Асисяй Полунина очень похож на главного героя повести Достоевского «Бедные люди». Такой же одинокий маленький человек, не очень приспособленный к жизни, добрый и трепетный. Искушённый в психологии Вячеслав Полунин создал такой типаж неслучайно. В одном из своих интервью он объяснял:
«Людям всегда хочется видеть рядом с собой кого-то более слабого, более неловкого, более нелепого и несчастного. Тогда они чувствуют, что у них в жизни всё не так плохо. Если хотите, клоун – это доктор, социальный доктор».

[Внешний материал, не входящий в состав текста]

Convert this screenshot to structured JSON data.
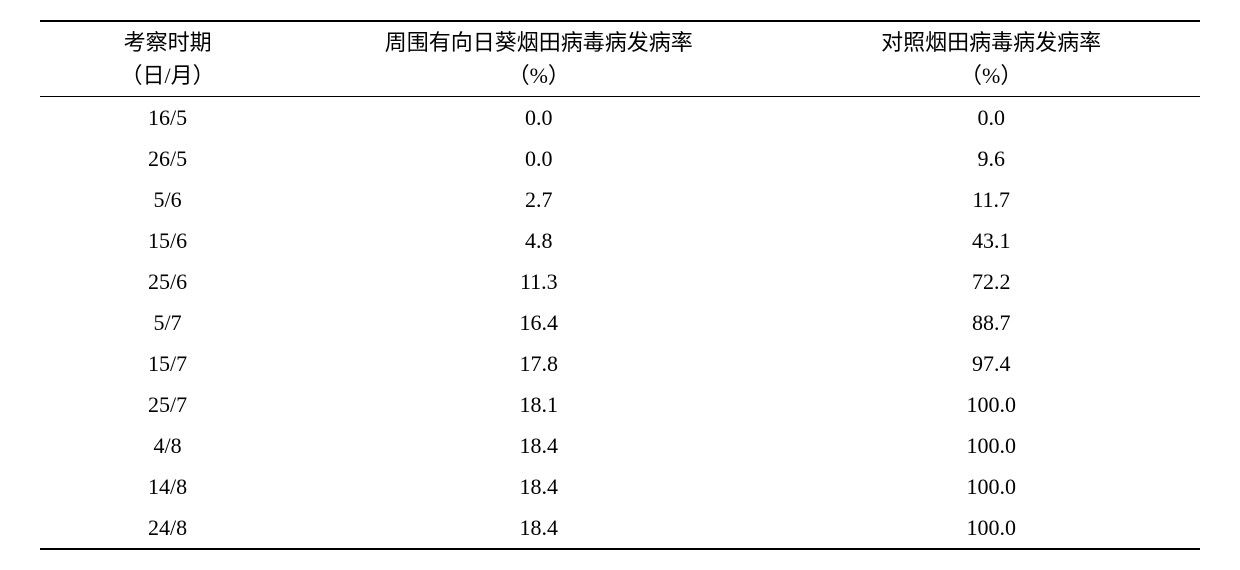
{
  "table": {
    "type": "table",
    "background_color": "#ffffff",
    "text_color": "#000000",
    "border_color": "#000000",
    "font_family": "SimSun",
    "font_size_pt": 16,
    "column_widths_pct": [
      22,
      42,
      36
    ],
    "alignment": [
      "center",
      "center",
      "center"
    ],
    "header": {
      "col1_line1": "考察时期",
      "col1_line2": "（日/月）",
      "col2_line1": "周围有向日葵烟田病毒病发病率",
      "col2_line2": "（%）",
      "col3_line1": "对照烟田病毒病发病率",
      "col3_line2": "（%）"
    },
    "rows": [
      {
        "c0": "16/5",
        "c1": "0.0",
        "c2": "0.0"
      },
      {
        "c0": "26/5",
        "c1": "0.0",
        "c2": "9.6"
      },
      {
        "c0": "5/6",
        "c1": "2.7",
        "c2": "11.7"
      },
      {
        "c0": "15/6",
        "c1": "4.8",
        "c2": "43.1"
      },
      {
        "c0": "25/6",
        "c1": "11.3",
        "c2": "72.2"
      },
      {
        "c0": "5/7",
        "c1": "16.4",
        "c2": "88.7"
      },
      {
        "c0": "15/7",
        "c1": "17.8",
        "c2": "97.4"
      },
      {
        "c0": "25/7",
        "c1": "18.1",
        "c2": "100.0"
      },
      {
        "c0": "4/8",
        "c1": "18.4",
        "c2": "100.0"
      },
      {
        "c0": "14/8",
        "c1": "18.4",
        "c2": "100.0"
      },
      {
        "c0": "24/8",
        "c1": "18.4",
        "c2": "100.0"
      }
    ]
  }
}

В спектакле Полунина кроме него самого участвует еще несколько комических персонажей в клоунских одеждах: топорщащиеся коробом зелёные пальто, неправдоподобно длинные и плоские ботинки-ласты, шапки-ушанки с утрированно громадными «ушами», торчащими в стороны, как пропеллеры. Вид клоунов с их красными носами и черно-белым гримом, таким же, как у Полунина, нелеп, загадочен, странен. Кто они? Откуда появляются? Из подсознания жёлтого клоуна? Из теней его фантазии?
Решение этой загадки автор оставляет на волю зрительского воображения, зрительских ассоциаций. Полунин сознательно стремится к тому, чтобы не всё было понятно. Именно эти клоуны-фантомы играют на маленьких игрушечных красных гармошках пронзительно-грустную мелодию “Blue Canary” – «Голубая канарейка». Песенка о том, что ушло детство, улетели голубые канарейки и «в общем, все умерли». Откуда ни возьмись, плывут в воздухе со сцены в зал невесомые сверкающие мыльные пузыри, создавая ауру ностальгии по детству.

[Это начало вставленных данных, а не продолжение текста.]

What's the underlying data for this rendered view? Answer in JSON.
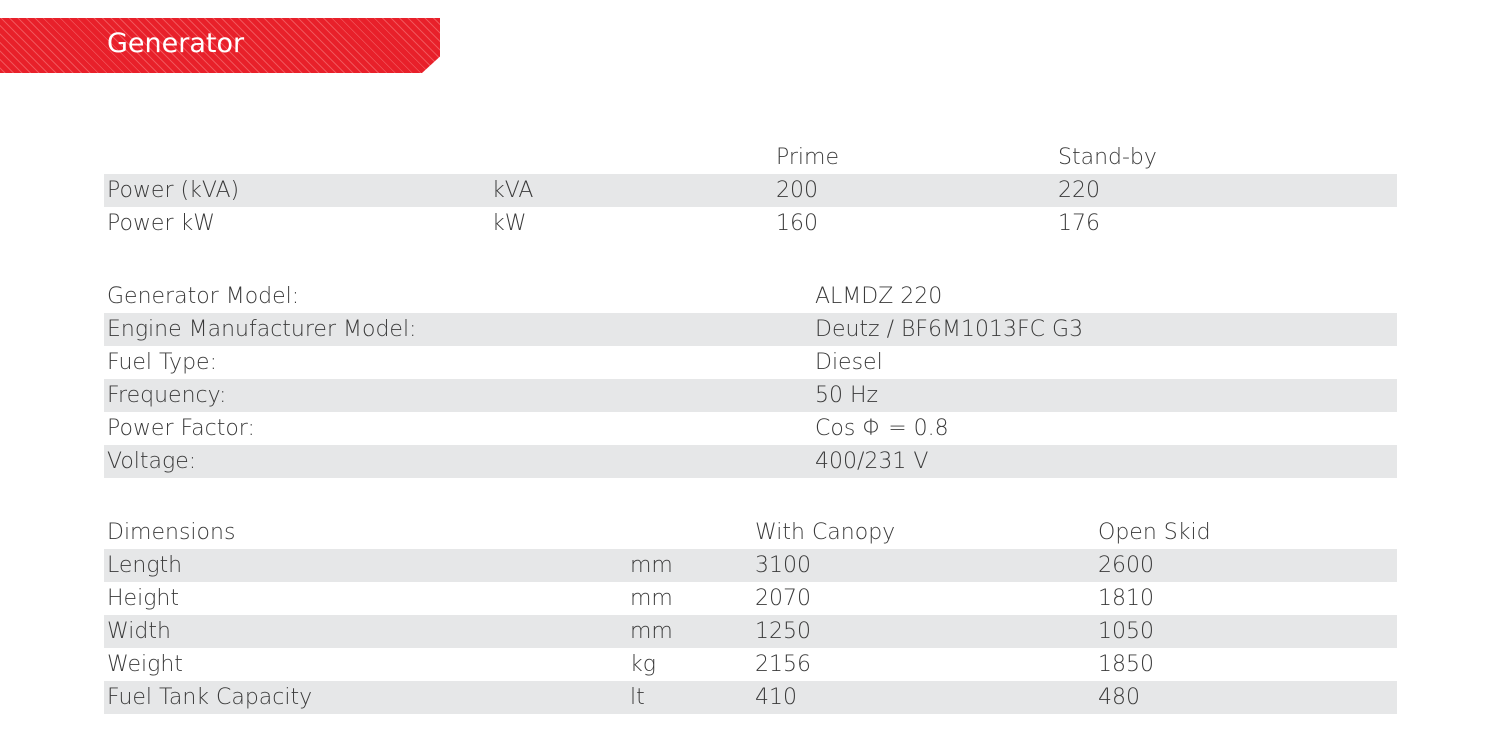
{
  "header": {
    "title": "Generator",
    "color": "#e8202a"
  },
  "power": {
    "columns": [
      "Prime",
      "Stand-by"
    ],
    "rows": [
      {
        "label": "Power (kVA)",
        "unit": "kVA",
        "prime": "200",
        "standby": "220"
      },
      {
        "label": "Power kW",
        "unit": "kW",
        "prime": "160",
        "standby": "176"
      }
    ]
  },
  "specs": [
    {
      "label": "Generator Model:",
      "value": "ALMDZ 220"
    },
    {
      "label": "Engine Manufacturer Model:",
      "value": "Deutz / BF6M1013FC G3"
    },
    {
      "label": "Fuel Type:",
      "value": "Diesel"
    },
    {
      "label": "Frequency:",
      "value": "50 Hz"
    },
    {
      "label": "Power Factor:",
      "value": "Cos Φ = 0.8"
    },
    {
      "label": "Voltage:",
      "value": "400/231 V"
    }
  ],
  "dimensions": {
    "header": {
      "label": "Dimensions",
      "canopy": "With Canopy",
      "skid": "Open Skid"
    },
    "rows": [
      {
        "label": "Length",
        "unit": "mm",
        "canopy": "3100",
        "skid": "2600"
      },
      {
        "label": "Height",
        "unit": "mm",
        "canopy": "2070",
        "skid": "1810"
      },
      {
        "label": "Width",
        "unit": "mm",
        "canopy": "1250",
        "skid": "1050"
      },
      {
        "label": "Weight",
        "unit": "kg",
        "canopy": "2156",
        "skid": "1850"
      },
      {
        "label": "Fuel Tank Capacity",
        "unit": "lt",
        "canopy": "410",
        "skid": "480"
      }
    ]
  }
}
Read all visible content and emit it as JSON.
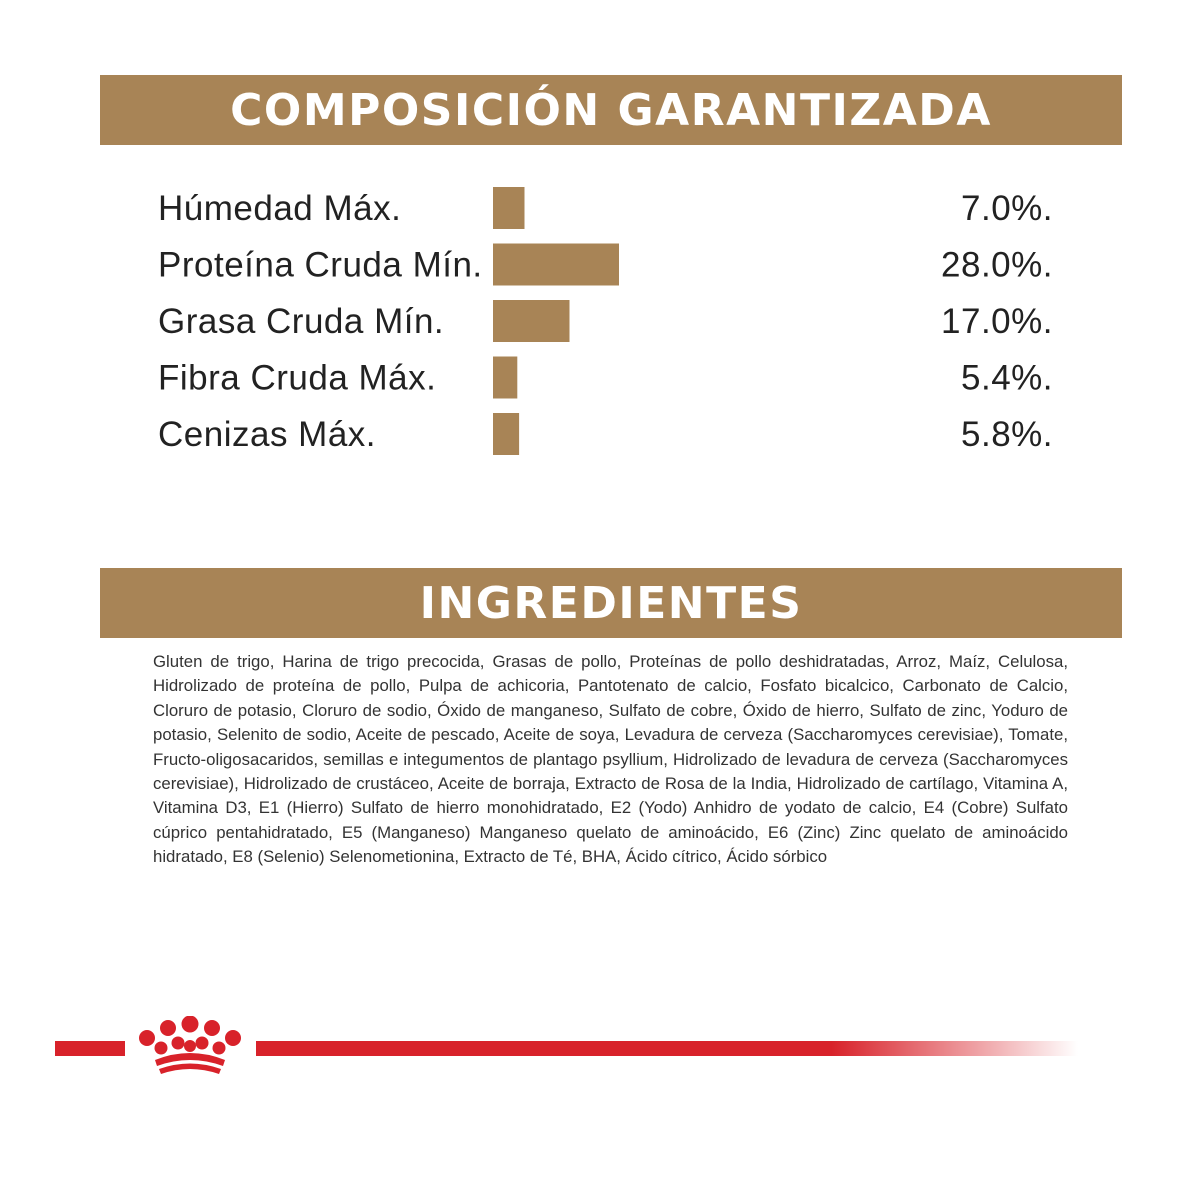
{
  "composition": {
    "title": "COMPOSICIÓN GARANTIZADA"
  },
  "ingredients": {
    "title": "INGREDIENTES",
    "text": "Gluten de trigo, Harina de trigo precocida, Grasas  de pollo, Proteínas de pollo deshidratadas, Arroz, Maíz, Celulosa, Hidrolizado de proteína de pollo, Pulpa de achicoria, Pantotenato de calcio, Fosfato bicalcico, Carbonato de Calcio, Cloruro de potasio, Cloruro de sodio, Óxido de manganeso, Sulfato de cobre, Óxido de hierro, Sulfato de zinc, Yoduro de potasio, Selenito de sodio, Aceite de pescado, Aceite de soya, Levadura de cerveza (Saccharomyces cerevisiae), Tomate, Fructo-oligosacaridos, semillas e integumentos de plantago psyllium, Hidrolizado de levadura de cerveza (Saccharomyces cerevisiae), Hidrolizado de crustáceo, Aceite de borraja, Extracto de Rosa de la India, Hidrolizado de cartílago, Vitamina A, Vitamina D3, E1 (Hierro) Sulfato de hierro monohidratado, E2 (Yodo) Anhidro de yodato de calcio, E4 (Cobre) Sulfato cúprico pentahidratado, E5 (Manganeso) Manganeso quelato de aminoácido, E6 (Zinc) Zinc quelato de aminoácido hidratado, E8 (Selenio) Selenometionina, Extracto de Té, BHA, Ácido cítrico, Ácido sórbico"
  },
  "colors": {
    "banner": "#a88456",
    "bar": "#a88456",
    "accent_red": "#d8222a"
  },
  "logo": {
    "icon": "royal-canin-crown-icon"
  },
  "chart_data": {
    "type": "bar",
    "orientation": "horizontal",
    "title": "COMPOSICIÓN GARANTIZADA",
    "categories": [
      "Húmedad Máx.",
      "Proteína Cruda Mín.",
      "Grasa Cruda Mín.",
      "Fibra Cruda Máx.",
      "Cenizas Máx."
    ],
    "values": [
      7.0,
      28.0,
      17.0,
      5.4,
      5.8
    ],
    "value_labels": [
      "7.0%.",
      "28.0%.",
      "17.0%.",
      "5.4%.",
      "5.8%."
    ],
    "xlim": [
      0,
      28
    ],
    "grid": false,
    "legend": "none"
  }
}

…На сцене кровать. Она освещается тёплым солнечным светом. Асисяй видит, что эта кровать совершенно замечательная.
Ирина Панченко и Вячеслав Полунин. Нью-Йорк, 2006 год.
Она оснащена мачтой-шваброй и парусом. Не улечься в такую кровать просто невозможно, что Асисяй и делает, чувствует себя там великолепно.
Вдруг, неловко повернувшись, жёлтый клоун падает, однако оказывается не на полу, а в… воде. Асисяй барахтается, похоже, вот-вот захлебнётся. Начинается шторм, поднимается ветер. Со сцены в зал наползает густой туман.
На помощь Асисяю является друг в длинноухой ушанке. Он вылавливает жёлтого клоуна с помощью круга – и вот они уже вместе взбираются на кровать-корабль. Асисяй помогает кораблю плыть, изо всех сил гребя метлой в качестве весла. Детям в зале весело. Буря постепенно стихает…
Подтекст сюжета рождается из соединения детской игры и абсурда. Ведь именно дети мгновенно превращают зелёный коврик в травяную лужайку, а нарисованные горы – в настоящие. Предлагать такой ход мышления взрослым – абсурд. Но Полунин минималистскими средствами создаёт перед нами образ одновременно житейской и природной бури, тесно сплетённой житейской беды с надличностной, которая может грозить человеку гибелью. Помогают одолеть человеку житейскую беду и природную стихию у Полунина таинственные силы – персонажи-фантомы.
В спектаклях Полунина за внешне нехитрыми образами на сцене разворачивается особая, невиданная ранее «философско-поэтическая клоунада». В своих спектаклях Вячеслав запретил «мастерство». В традиционном цирковом спектакле главной является демонстрация физических сверхвозможностей натренированного человека: этот артист глотает шпаги, другой виртуозно жонглирует булавами, третий летает под куполом, а вот этот – и того более – идёт по канату, неся на плечах ещё двоих. У Полунина в его интернациональном театре актёры играют общечеловеческие чувства, грусть и нежность, понятные людям всех национальностей. Тонкая игра настроений заменила игру мускулов.
Как неизмеримо далеко ушла клоунада Полунина от советской бездумной «развлекаловки» прошлых лет!
Непревзойдённым мастером юмористических положений был Юрий Никулин. Актёр Лев Дуров интересно вспоминал об одном из первых номеров Никулина, показанном на общественном просмотре новой цирковой программы: «Отскакали наездники. «Ну, кто хочет быть артистом?» Вытаскивают из зала человека в замасленном бушлате, в замызганной ковбойке, из которой торчит тельняшка… Наездники его подсаживают на лошадь, он, конечно, переваливается, падает лицом в опилки. Как Никулин эти опилки вынимал, как складывал куда-то, как начинал долго рассматривать и жевал задумчиво…». Дуров запомнил, что реакцией зрительного зала был даже не дружный хохот, а коллективное хрюканье, перешедшее в «массовую истерику».